Georges Rousse est l'objet d'un des nombreux documentaires sur les arts visuels. Bending Space: Georges Rousse and the Durham Project s'attarde à ses trompe-l'oeil, peints in situ, sur des lieux souvent désaffectés. À Durham, en Caroline du Nord, l'artiste français a travaillé dans des bâtiments historiques, dont une usine de tabac.

Ce n'est ni le premier ni le dernier film sur Rousse. Le FIFA a ce malin don de brasser les mêmes sujets sans s'épuiser. Cette année, les sculpteurs britanniques Caro, Calder et Kapoor bénéficient de nouveaux regards. Brancusi aussi, que l'on suit dans ses terres natales roumaines, puis Beckmann, dans sa fuite de l'Allemagne nazie.
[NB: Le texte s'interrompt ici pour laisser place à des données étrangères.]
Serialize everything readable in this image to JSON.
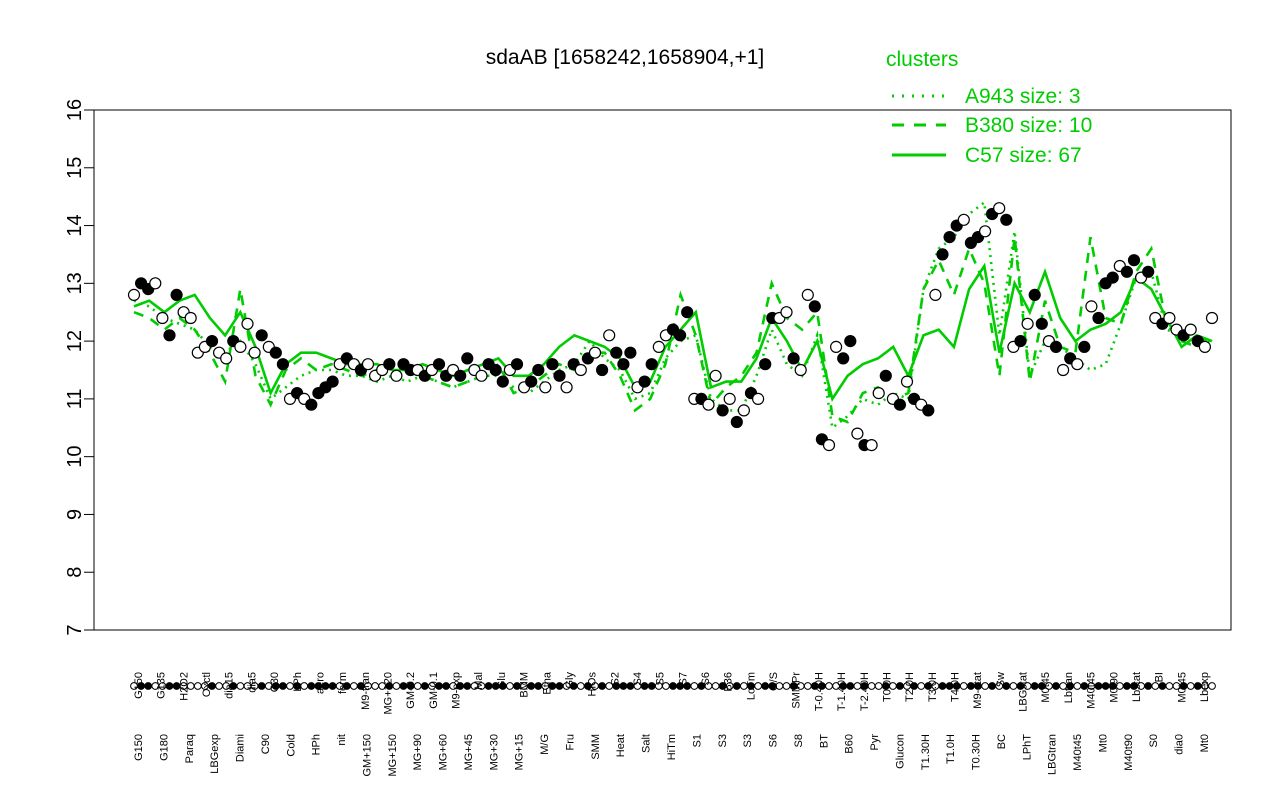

Télé oblige, le petit écran étant un des seuls débouchés, les portraits ont souvent une facture trop conformiste. Ainsi en est-il du Richard Serra: Man of Steel, pas inintéressant, mais lourd et maniéré, guidé par l'animateur de la BBC, Alan Yentob. Parmi les autres célébrités au programme, notons Cindy Sherman et, côté canadian art, Jeff Wall et le presque centenaire Alex Colville. Ou le film, tout neuf, consacré à General Idea (Art, Aids and The Fin de Siècle), relégué cependant dans l'arrière-cour, section Arts médiatiques. Il est vrai que dans cette grande vitrine à la vidéo, toujours coordonnée par Nicole Gingras, un hommage est rendu au défunt collectif torontois (six oeuvres de son cru).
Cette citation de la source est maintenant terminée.